If you ask a Chinese scholar to discuss human rights, and Beijing’s irritation over Chinese dissident Liu Xiaobo in the reckoning for the Nobel Peace Prize — the professor may point to the new cars on the roads and the queues to buy an iPhone4.
This week, China’s cabinet issued a white paper on human rights that begins with a discussion of economic development, not freedom of speech and expression, as rights campaigners would expect.
“The year 2009 was the most difficult one for China’s economic development since the beginning of the new century,’’ says the opening line. The report links the economic turnaround after the financial crisis to ‘promoting new and notable progress in China’s human rights’.
The first section on human rights informs us that by 2009-end, Chinese car ownership reached 31.36 million, an annual 28.6 per cent increase.

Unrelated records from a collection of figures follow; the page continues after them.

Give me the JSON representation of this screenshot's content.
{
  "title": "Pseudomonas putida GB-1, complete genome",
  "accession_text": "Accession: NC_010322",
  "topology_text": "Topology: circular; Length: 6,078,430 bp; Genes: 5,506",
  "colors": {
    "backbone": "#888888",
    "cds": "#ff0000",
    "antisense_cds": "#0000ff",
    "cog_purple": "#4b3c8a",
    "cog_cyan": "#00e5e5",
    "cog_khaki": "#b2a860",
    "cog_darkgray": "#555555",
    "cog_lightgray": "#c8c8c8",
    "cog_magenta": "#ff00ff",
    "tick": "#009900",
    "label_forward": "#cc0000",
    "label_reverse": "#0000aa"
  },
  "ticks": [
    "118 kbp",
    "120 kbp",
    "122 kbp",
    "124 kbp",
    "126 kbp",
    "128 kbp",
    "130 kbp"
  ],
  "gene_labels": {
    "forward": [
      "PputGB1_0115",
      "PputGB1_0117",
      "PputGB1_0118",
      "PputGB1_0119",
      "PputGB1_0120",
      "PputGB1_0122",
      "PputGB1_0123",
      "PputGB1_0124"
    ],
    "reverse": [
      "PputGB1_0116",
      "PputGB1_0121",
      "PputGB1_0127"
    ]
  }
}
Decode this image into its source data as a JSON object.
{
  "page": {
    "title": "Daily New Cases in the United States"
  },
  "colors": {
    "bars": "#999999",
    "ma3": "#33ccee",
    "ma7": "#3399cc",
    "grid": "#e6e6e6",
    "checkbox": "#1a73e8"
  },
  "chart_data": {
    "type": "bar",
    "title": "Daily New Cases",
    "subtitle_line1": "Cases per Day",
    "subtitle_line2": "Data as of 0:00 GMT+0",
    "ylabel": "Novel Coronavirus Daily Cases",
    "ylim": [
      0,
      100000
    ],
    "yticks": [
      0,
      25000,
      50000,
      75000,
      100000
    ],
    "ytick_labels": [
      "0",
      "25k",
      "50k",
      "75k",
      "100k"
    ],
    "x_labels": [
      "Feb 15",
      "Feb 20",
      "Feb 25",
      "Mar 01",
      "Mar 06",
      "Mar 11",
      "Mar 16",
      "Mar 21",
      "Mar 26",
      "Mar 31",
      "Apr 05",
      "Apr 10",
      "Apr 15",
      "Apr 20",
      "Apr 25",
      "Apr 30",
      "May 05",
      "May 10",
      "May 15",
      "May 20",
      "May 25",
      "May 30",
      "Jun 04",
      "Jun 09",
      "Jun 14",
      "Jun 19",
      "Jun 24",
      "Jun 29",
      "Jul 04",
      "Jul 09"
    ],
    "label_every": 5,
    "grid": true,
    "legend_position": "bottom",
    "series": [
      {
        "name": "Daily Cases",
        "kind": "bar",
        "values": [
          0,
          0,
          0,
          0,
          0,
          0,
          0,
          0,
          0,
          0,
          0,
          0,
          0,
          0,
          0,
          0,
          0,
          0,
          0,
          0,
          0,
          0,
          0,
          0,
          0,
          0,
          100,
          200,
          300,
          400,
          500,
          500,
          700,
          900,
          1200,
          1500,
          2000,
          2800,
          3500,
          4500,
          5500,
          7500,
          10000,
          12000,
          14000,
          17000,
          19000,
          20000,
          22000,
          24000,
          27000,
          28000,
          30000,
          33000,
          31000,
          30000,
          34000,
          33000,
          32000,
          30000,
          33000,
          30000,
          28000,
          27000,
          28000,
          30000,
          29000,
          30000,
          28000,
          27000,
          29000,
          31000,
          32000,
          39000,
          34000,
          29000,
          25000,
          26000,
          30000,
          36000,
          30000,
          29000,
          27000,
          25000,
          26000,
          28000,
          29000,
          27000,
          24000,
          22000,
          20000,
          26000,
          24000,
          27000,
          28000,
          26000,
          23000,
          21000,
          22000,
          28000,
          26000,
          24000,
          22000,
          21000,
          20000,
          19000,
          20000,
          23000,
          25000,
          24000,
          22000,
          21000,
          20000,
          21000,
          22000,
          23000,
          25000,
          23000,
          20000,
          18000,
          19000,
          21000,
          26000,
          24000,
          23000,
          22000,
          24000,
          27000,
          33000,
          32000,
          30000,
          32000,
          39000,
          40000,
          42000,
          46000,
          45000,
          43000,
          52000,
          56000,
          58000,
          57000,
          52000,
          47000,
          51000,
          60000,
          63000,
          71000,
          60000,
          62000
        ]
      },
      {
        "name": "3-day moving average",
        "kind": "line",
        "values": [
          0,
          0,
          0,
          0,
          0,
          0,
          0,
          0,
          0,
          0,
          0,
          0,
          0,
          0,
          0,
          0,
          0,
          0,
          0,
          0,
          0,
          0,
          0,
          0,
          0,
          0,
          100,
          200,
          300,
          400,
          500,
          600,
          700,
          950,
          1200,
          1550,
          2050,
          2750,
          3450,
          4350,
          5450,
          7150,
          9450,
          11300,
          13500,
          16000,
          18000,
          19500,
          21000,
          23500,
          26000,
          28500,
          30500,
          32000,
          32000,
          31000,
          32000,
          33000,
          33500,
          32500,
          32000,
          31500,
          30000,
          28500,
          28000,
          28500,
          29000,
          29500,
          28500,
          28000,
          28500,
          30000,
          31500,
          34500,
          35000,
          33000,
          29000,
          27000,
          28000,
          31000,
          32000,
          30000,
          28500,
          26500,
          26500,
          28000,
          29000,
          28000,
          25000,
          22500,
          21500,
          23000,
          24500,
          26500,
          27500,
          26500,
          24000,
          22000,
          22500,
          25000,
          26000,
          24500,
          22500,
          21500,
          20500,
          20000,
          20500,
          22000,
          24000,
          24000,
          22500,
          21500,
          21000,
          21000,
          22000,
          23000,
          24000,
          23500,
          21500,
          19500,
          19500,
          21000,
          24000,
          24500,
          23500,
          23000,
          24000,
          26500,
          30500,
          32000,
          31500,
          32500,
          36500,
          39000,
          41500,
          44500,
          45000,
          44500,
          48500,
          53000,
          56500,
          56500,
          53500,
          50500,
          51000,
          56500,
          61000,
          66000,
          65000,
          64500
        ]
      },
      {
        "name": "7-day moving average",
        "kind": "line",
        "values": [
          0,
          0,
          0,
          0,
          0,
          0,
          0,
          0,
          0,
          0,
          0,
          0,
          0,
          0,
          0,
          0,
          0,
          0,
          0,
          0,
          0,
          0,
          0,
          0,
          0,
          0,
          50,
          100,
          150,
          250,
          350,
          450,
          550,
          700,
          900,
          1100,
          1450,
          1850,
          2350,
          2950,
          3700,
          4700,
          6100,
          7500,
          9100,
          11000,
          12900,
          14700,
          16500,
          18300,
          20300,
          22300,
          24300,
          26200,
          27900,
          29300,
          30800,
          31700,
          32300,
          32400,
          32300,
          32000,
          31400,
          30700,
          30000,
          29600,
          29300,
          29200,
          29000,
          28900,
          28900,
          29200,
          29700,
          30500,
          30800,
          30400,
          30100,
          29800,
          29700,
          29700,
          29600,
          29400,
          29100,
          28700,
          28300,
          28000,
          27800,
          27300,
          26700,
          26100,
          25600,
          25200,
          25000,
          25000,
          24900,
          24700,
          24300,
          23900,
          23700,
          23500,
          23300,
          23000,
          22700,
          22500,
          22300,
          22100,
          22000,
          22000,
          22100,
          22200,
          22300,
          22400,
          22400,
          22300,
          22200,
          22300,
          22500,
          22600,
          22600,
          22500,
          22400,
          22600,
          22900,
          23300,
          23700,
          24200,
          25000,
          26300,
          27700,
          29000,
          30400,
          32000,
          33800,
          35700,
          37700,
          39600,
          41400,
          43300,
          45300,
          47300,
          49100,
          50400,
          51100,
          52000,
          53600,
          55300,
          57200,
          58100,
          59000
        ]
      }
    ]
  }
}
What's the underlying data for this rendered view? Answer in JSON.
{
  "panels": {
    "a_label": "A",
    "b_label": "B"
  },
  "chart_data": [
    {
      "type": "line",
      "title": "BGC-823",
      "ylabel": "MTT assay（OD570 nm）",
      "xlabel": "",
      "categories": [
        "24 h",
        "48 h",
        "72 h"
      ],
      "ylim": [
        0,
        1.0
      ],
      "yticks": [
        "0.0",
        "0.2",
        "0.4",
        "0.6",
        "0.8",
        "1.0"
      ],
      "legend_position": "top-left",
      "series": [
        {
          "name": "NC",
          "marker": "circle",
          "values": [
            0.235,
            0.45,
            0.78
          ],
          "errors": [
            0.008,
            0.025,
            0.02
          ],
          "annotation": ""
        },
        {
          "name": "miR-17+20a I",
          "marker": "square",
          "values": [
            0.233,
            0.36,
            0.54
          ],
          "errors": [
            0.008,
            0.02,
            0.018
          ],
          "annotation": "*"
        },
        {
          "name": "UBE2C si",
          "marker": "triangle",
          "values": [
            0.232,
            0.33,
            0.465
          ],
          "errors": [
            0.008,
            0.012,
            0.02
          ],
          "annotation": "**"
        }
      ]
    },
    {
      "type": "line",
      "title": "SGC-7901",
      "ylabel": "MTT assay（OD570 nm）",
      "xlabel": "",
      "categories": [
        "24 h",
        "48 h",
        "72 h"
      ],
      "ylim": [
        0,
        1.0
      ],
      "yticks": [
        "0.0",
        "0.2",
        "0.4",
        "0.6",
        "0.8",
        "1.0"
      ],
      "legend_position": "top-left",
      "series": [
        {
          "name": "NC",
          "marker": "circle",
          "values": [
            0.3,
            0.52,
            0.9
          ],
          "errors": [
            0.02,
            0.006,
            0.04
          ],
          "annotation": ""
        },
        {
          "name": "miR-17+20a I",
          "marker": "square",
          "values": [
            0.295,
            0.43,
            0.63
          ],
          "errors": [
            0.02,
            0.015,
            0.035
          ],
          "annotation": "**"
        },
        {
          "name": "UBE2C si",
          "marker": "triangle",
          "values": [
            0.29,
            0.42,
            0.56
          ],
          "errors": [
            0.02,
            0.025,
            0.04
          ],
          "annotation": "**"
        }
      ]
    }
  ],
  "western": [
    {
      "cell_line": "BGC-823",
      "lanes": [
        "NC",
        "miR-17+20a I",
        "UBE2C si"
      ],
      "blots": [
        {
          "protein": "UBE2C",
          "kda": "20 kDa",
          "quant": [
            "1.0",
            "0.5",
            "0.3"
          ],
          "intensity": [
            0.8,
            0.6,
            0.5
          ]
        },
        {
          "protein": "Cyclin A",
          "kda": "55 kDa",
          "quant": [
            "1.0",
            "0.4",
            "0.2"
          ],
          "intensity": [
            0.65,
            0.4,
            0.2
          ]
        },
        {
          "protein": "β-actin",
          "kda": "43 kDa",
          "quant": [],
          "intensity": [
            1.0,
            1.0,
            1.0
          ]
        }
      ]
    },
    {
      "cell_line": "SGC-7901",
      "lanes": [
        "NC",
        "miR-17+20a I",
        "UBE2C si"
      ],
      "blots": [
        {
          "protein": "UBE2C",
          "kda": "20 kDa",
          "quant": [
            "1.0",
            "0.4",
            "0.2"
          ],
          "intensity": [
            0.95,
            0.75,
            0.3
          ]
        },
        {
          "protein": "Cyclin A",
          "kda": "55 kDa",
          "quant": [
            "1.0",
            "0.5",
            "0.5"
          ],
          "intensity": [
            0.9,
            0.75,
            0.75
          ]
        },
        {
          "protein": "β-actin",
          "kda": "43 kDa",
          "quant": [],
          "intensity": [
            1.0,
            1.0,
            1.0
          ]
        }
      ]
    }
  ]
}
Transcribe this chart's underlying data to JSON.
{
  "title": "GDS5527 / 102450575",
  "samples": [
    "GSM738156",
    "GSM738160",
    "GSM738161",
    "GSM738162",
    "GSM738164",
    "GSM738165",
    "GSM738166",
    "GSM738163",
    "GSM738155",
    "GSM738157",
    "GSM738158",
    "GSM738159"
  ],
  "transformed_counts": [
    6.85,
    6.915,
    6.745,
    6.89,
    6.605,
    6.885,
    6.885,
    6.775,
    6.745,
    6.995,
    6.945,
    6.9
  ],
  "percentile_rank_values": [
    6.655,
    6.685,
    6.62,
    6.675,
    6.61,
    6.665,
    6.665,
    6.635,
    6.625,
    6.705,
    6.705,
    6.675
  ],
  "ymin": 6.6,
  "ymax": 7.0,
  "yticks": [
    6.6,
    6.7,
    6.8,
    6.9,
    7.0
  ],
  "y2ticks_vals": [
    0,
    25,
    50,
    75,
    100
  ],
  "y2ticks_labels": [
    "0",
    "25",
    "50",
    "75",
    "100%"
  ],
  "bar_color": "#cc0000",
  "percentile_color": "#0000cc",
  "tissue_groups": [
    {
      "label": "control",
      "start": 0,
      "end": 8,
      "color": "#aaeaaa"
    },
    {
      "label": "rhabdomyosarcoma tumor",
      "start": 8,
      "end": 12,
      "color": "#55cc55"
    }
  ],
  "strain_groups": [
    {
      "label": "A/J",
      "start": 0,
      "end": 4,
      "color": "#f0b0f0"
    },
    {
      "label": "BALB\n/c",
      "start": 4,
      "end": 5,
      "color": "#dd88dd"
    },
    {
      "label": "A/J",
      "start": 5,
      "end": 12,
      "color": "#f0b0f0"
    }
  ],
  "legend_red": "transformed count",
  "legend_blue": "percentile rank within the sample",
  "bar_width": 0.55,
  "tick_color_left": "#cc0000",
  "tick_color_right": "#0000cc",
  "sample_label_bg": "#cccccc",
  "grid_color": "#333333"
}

It lists the increasing number of telephone and mobile users. “There are now 79.9 telephones for every 100 people.’’ The paper said Internet access in China is higher than the world average but did not mention censorship.
In the same week, the state-run China Daily reported that Beijing police are investigating a company that allegedly receives commissions from officials for locking up petitioners in abandoned hotels and forcibly sending them back to their hometowns.
Liu Xiaobo was sentenced to 11 years in jail last December for ‘inciting subversion of state power’ as one of the main signatories of Charter ’08, a petition seeking greater freedom for the Chinese.
At the foreign ministry’s regular briefing on Tuesday, spokesperson Jiang Yu fielded questions mainly on Japan and Beijing’s opposition to Liu Xiaobo's inclusion in the Prize shortlist. “The person you just mentioned was sentenced to jail. His actions are completely contrary to the purpose of the Nobel Peace Prize,’’ said Jiang.
I filled two pages in my notebook with the spokesperson’s response on human rights. “Countries may have different perceptions of human rights...the Chinese enjoy full freedom and various rights.’’ The official English transcript of the briefing released later on the foreign ministry website exercised its right to peaceful protest by deleting every question and answer on the Nobel Prize.